Estonia’s Oscar hopeful is among a record 83 movies in the running for the Best Foreign Language statuette this year. While that means there will be stiff competition, Ivo Felt, producer of “Tangerines” (original title: Mandariinid), remains optimistic.

“I would say our expectations are pretty high,” to make the Oscar short list, Felt said following TheWrap’s awards season screening of the drama on Tuesday night at iPic Theaters in Westwood.

The film — set in the early 1990s — as war raged for control of the disputed Caucasus region of Abkhazia, has won numerous awards at international film festivals, including several for director Zaza Urushadze.

The action unfolds in a village once home to ethnic Estonians, most of whom have fled except for two men: Ivo (Lembit Ulfsak) and Margus (Elmo Nuganen), both determined to harvest a bountiful crop of tangerines. Their work is interrupted when a skirmish between Georgian and Abkhaz troops erupts on their doorstep.

Ivo takes the only two surviving soldiers into his home — a Georgian and his mortal enemy, a Chechen mercenary fighting for Abkhazia. He embarks on a kind of shuttle diplomacy between the separate rooms where the men are recuperating, trying to keep them from killing each other.

“Everything that happens in this film could happen in any war,” Felt said. “It’s a very universal subject.”

Urushadze talked about how quickly he wrote the script, leaving the audience stunned.

“Two weeks,” he said, which triggered a round of applause. Felt added that only minor tweaks were made to the original script.

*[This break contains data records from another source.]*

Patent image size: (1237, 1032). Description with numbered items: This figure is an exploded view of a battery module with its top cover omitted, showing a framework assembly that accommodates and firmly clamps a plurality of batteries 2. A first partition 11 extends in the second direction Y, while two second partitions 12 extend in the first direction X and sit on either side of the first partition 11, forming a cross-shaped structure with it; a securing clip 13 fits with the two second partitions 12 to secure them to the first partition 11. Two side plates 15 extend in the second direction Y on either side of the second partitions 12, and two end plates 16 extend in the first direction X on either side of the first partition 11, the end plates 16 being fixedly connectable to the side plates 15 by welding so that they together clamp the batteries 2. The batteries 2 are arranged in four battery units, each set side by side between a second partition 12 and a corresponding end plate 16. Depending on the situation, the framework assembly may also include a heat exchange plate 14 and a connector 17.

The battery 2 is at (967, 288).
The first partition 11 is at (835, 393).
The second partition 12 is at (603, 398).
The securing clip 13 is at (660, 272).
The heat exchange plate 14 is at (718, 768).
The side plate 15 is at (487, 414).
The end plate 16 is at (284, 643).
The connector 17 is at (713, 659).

“The first draft was solid enough to move on. We really have the characters within the first draft already,” he said.

The film is anchored by a moving performance from Ulfsak, one of Estonia’s leading actors. His Ivo, by turns forceful and humorous, prods the soldiers to recognize their common humanity despite their political and religious differences (the Georgian is Christian; the Chechen mercenary is Muslim).

The film could not be made inside Abkhazia because the region is still too volatile, Felt said.

“We shot it quite close to the Abkhazian border in Georgia — Guria, the area is called. The landscape is pretty much the same.”

Felt did most of the talking for the director, whose English is limited. Urushadze did share that he began his filmmaking career at age 16 and that he considers Italian cinema a possible influence.

TheWrap’s Steve Pond asked if the director wrote his previous screenplays as quickly as the one for “Tangerines.”

“Same time (two weeks),” he answered.

Felt then said that even in his native Georgian tongue, Urushadze is a man of few words.

“His communication is more making films than talking.”